В тот день, и на следующий, и через день, он шёл после школы в библиотеку музея. Там он много нового узнал о корриде и о храбрости своего отца. Он выяснил, что храбрейшие быки и храбрейшие матадоры всегда были из Андалузии. Он прочитал о Бельмонте и обо всех препятствиях, какие тому пришлось преодолеть, чтобы сделаться лучшим, и о Хоселито, который ни разу не был ранен, пока бык его не убил. Он прочитал о Манолете, «Рыцаре Печального Образа», — как он жил и сражался, и как в 1947, в Линаресе, он и миурский бык убили друг друга. Он узнал, что всех великих матадоров объединяет готовность и мужество. Но он не узнал, боялся ли когда-нибудь его отец.
Тем не менее мысль не исчезла. Может быть, отец бывал испуган. Не когда был взрослым, а хотя бы в детстве. Он не мог спросить маму, та всегда считала мужа святым, а святые не боятся. Но вот бабушку — мог. Только её он и решился бы спросить. В конце концов, это из её дома отец ушёл тогда, в двенадцать, сражаться со своим первым быком. Она знает; она вспомнит, каким он был в том возрасте.
Бабушка была старше, чем все, кого он знал. От старости она почти совсем оглохла. Жила она в белом домике с цветочными горшками, висевшими на всех окнах. Он часто к ней заходил, пока не узнал, что должен стать похожим на отца.
Она открыла ему дверь, он взял её за руку, отвёл на середину комнаты, чтобы никто не услышал с улицы, и громко закричал:
— Мой папа когда-нибудь боялся?
Она наклонила седую голову к его губам.
— Что ты сказал?
— Папа когда-нибудь боялся?
— Чего? — спросила она, глядя на него и выпрямляясь, насколько можно.
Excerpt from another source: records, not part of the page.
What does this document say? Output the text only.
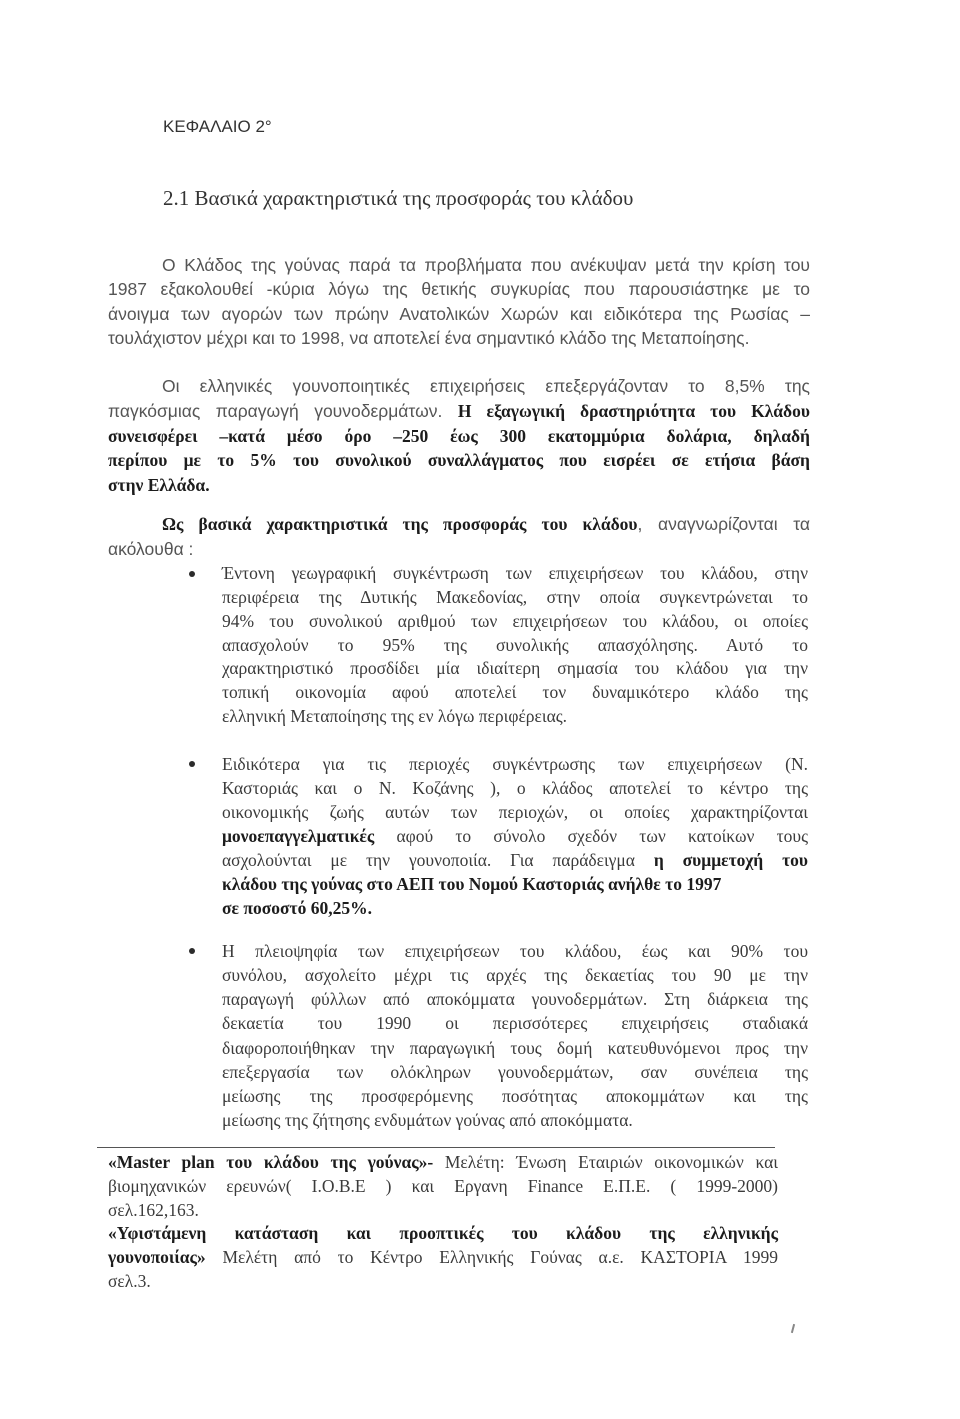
ΚΕΦΑΛΑΙΟ 2°
2.1 Βασικά χαρακτηριστικά της προσφοράς του κλάδου
Ο Κλάδος της γούνας παρά τα προβλήματα που ανέκυψαν μετά την κρίση του
1987 εξακολουθεί -κύρια λόγω της θετικής συγκυρίας που παρουσιάστηκε με το
άνοιγμα των αγορών των πρώην Ανατολικών Χωρών και ειδικότερα της Ρωσίας –
τουλάχιστον μέχρι και το 1998, να αποτελεί ένα σημαντικό κλάδο της Μεταποίησης.
Οι ελληνικές γουνοποιητικές επιχειρήσεις επεξεργάζονταν το 8,5% της
παγκόσμιας παραγωγή γουνοδερμάτων. Η εξαγωγική δραστηριότητα του Κλάδου
συνεισφέρει –κατά μέσο όρο –250 έως 300 εκατομμύρια δολάρια, δηλαδή
περίπου με το 5% του συνολικού συναλλάγματος που εισρέει σε ετήσια βάση
στην Ελλάδα.
Ως βασικά χαρακτηριστικά της προσφοράς του κλάδου, αναγνωρίζονται τα
ακόλουθα :
Έντονη γεωγραφική συγκέντρωση των επιχειρήσεων του κλάδου, στην
περιφέρεια της Δυτικής Μακεδονίας, στην οποία συγκεντρώνεται το
94% του συνολικού αριθμού των επιχειρήσεων του κλάδου, οι οποίες
απασχολούν το 95% της συνολικής απασχόλησης. Αυτό το
χαρακτηριστικό προσδίδει μία ιδιαίτερη σημασία του κλάδου για την
τοπική οικονομία αφού αποτελεί τον δυναμικότερο κλάδο της
ελληνική Μεταποίησης της εν λόγω περιφέρειας.
Ειδικότερα για τις περιοχές συγκέντρωσης των επιχειρήσεων (Ν.
Καστοριάς και ο Ν. Κοζάνης ), ο κλάδος αποτελεί το κέντρο της
οικονομικής ζωής αυτών των περιοχών, οι οποίες χαρακτηρίζονται
μονοεπαγγελματικές αφού το σύνολο σχεδόν των κατοίκων τους
ασχολούνται με την γουνοποιία. Για παράδειγμα η συμμετοχή του
κλάδου της γούνας στο ΑΕΠ του Νομού Καστοριάς ανήλθε το 1997
σε ποσοστό 60,25%.
Η πλειοψηφία των επιχειρήσεων του κλάδου, έως και 90% του
συνόλου, ασχολείτο μέχρι τις αρχές της δεκαετίας του 90 με την
παραγωγή φύλλων από αποκόμματα γουνοδερμάτων. Στη διάρκεια της
δεκαετία του 1990 οι περισσότερες επιχειρήσεις σταδιακά
διαφοροποιήθηκαν την παραγωγική τους δομή κατευθυνόμενοι προς την
επεξεργασία των ολόκληρων γουνοδερμάτων, σαν συνέπεια της
μείωσης της προσφερόμενης ποσότητας αποκομμάτων και της
μείωσης της ζήτησης ενδυμάτων γούνας από αποκόμματα.
«Master plan του κλάδου της γούνας»- Μελέτη: Ένωση Εταιριών οικονομικών και
βιομηχανικών ερευνών( Ι.Ο.Β.Ε ) και Εργανη Finance Ε.Π.Ε. ( 1999-2000)
σελ.162,163.
«Υφιστάμενη κατάσταση και προοπτικές του κλάδου της ελληνικής
γουνοποιίας» Μελέτη από το Κέντρο Ελληνικής Γούνας α.ε. ΚΑΣΤΟΡΙΑ 1999
σελ.3.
— Быков! Что покалечится, что погибнет!
— Что?
— Быков, смерти и боли! — закричал он уже со слезами.
— Твой отец был великим тореро, — гордо проговорила она и засеменила на кухню принести ему печенья.
Ждать он не стал.

Глава 12
Когда шестеро мужчин вернулись из Севильи, они стали его избегать. Не замечали на улицах, как незнакомца или невидимку. Он знал, что они о нём не забыли; они слишком хорошо помнили, что время почти пришло. Обучение закончилось.
За три дня до проверки быков на ферме графа де ла Каса Маноло зашел за Хуаном Гарсия. Он не мог больше оставаться один на один со своими страхами и сомнениями. Назад дороги не было, но ему хотелось увериться получше, что он не разочарует тех, кто в него верил. Он думал, что Хуан сможет сказать по его работе с плащом и мулетой, будет ли от него хоть какой-то толк. Но увидев Хуана, он не смог об этом спросить. Смысла не было: ведь главное — не работа с плащом. Он хотел знать, задрожат ли у него на арене колени, хватит ли в нём силы, чтобы выйти и вызвать быка на бросок. А такой ответ не получишь от Хуана.
Хуже того, Хуану ужасно не терпелось дождаться решающего дня.
— Думаешь, граф разрешит мне поиграть с коровой?